My First Crush

Tall Woman in SilhouetteShe’d stroll across the office in the most outlandish high heels I had ever seen. Saucer-sized hoop earrings bounced off her ear lobes with every step. A short, tight skirt revealed shapely hips and calves and when she sashayed past you, cigarette poised between two fingers, you had to stop and admire the vision before you.

I was 8 years old at the time and she would have been no more than 30 years old. She was my first crush before I ever knew what a crush was.

Raziya was tall and buxom and of Middle Eastern descent. She was unmarried with no children. Her jet black hair was always kept closely cropped, with ringlets framing her hairline down to her temples.

“Hair just gets in the way of business,” she’d say in her commanding, but jovial, voice, winking. I had no idea what type of “business” that was. Then she’d release her raspy, throaty laugh, engineered by years of cigarette smoking.

I was in awe of this Egyptian goddess and in my prepubescent female mind, she was everything I wanted to be: tall, sexy, and confident. Whenever I visited my mom at the Inland Revenue Division, I’d always find my way over to Raziya’s office. She was usually in good spirits and I’d spend the rest of the afternoon trailing after her like Mary’s lamb.

I loved the way she’d answer the phone in her usual raspy tone: “Raz, here. How may I help you?” If it was a relative who had called, she’d break out into her native tongue, which delighted me to no end. I had no idea what she was saying, of course.

She would give me “work” to do: counting papers, filling out forms, or solving crossword puzzles and word jumbles. She supplied me with a stack of blank forms and I would stamp “PAID” or “PENDING” all over them. She also had a stash of candy and chewing gum in her desk drawer, which she very generously shared with me. If I spent the entire day with mom at work, it was Raziya who would take me to lunch.

“L.B.!” she’d call out to my mom, “I’m gonna take Belle home to live with me, you know!”

Whenever she uttered these words, my heart would leap! And for a moment, my dreams had come true. I would spend the rest of my life living with her, trying to be her.

My mom would respond: “Sure you can keep her. But don’t think you’re going to send her back when you go broke from feeding and clothing her!”

But she never did take me home to live with her, much to my disappointment.

One day, a man came to visit Raziya at work while I was there and they went to lunch together. Without me. They were gone for about two hours! How could she? She always took me to lunch!

Distraught, I went complaining to my mom that Raziya had taken some guy to lunch instead of me. She tried to explain that he was her boyfriend and that sometimes they did go to lunch or even dinner together, but I was inconsolable. I remained in my mom’s office, sulking.

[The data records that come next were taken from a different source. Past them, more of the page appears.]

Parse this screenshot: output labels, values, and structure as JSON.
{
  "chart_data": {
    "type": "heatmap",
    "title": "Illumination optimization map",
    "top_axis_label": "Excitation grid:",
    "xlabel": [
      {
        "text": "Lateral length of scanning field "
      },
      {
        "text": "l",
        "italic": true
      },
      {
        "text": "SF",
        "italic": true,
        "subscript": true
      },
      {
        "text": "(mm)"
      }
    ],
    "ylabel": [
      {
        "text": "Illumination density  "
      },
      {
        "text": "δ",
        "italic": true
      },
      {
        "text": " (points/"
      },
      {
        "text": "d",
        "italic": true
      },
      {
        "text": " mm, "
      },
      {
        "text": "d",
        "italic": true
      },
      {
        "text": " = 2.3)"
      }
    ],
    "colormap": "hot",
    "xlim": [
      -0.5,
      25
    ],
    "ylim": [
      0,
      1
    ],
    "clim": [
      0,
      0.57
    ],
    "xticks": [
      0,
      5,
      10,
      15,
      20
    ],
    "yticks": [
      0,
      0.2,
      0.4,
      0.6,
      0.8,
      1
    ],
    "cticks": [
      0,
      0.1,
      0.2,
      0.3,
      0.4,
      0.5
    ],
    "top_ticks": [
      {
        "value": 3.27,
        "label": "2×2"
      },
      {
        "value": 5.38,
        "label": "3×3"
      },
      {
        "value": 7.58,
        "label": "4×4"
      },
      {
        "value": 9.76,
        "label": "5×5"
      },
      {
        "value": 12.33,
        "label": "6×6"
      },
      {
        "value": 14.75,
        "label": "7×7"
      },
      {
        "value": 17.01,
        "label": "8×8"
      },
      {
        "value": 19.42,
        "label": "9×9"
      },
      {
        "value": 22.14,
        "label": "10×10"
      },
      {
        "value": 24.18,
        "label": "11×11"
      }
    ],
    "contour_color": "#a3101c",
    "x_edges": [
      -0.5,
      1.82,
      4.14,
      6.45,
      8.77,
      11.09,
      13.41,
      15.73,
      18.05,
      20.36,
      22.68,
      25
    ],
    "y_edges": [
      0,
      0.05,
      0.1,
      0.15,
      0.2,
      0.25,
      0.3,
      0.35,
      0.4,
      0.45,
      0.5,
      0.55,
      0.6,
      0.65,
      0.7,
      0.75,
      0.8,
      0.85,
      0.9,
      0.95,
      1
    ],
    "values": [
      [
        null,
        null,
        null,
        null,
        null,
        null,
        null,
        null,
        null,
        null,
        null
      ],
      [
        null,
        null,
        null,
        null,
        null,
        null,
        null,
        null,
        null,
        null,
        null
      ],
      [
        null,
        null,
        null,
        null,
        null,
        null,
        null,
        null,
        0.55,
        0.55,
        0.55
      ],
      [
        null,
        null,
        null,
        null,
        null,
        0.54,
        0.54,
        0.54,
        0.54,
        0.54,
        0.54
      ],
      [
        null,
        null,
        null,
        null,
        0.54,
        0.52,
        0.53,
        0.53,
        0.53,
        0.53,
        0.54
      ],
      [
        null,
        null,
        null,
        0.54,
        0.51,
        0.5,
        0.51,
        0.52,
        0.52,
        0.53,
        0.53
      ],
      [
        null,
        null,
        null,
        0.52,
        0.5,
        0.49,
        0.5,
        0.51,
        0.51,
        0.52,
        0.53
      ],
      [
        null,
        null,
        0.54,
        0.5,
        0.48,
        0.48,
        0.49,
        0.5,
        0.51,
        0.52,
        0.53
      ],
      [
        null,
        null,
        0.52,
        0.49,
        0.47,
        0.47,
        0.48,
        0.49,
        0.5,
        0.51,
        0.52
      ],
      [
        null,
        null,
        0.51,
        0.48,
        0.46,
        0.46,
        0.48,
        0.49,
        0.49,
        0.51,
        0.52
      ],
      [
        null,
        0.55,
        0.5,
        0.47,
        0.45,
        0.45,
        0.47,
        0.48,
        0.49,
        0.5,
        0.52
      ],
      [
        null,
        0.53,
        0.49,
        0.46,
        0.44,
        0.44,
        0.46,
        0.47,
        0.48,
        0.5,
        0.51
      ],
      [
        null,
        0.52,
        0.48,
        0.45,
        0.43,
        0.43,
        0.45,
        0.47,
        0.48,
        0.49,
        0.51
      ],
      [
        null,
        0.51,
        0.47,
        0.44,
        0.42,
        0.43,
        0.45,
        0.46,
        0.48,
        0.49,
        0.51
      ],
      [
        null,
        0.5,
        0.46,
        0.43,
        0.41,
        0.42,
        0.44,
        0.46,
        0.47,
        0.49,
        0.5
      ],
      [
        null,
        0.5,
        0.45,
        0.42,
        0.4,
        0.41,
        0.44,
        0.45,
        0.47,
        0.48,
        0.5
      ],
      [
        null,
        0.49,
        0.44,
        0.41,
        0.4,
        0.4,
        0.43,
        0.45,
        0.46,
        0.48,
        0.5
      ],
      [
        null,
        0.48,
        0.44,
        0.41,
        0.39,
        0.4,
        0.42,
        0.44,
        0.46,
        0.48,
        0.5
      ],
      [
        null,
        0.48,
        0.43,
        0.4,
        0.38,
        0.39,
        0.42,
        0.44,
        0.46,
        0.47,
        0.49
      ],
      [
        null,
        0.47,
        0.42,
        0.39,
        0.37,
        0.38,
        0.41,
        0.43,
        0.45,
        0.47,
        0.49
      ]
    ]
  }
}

When Raziya returned from her date, I didn’t want to see her. I didn’t return to her office, so she came in to see me in my mom’s.

“Sweetie, what’s the matter?” she asked and ran her hand over my hair. “Aren’t you coming back to see me?”

“You took that man to lunch instead of me,” I wailed. “You don’t like me anymore!”

“Nonsense! Of course I do!” she declared. “He and I will go to lunch together sometimes, but you will always be my best girl.”

I stopped sulking long enough to look at her. “Do you mean it?” I asked.

“Of course!” she repeated. “Look, I even brought you back some chocolate ice cream.”

My face brightened as she presented  me with the small package of “Dairy Queen” I had not previously seen.

Chocolate ice cream! I knew I was special!

I relented and gave her a big hug, all misgivings about my place in her heart now permanently put to rest.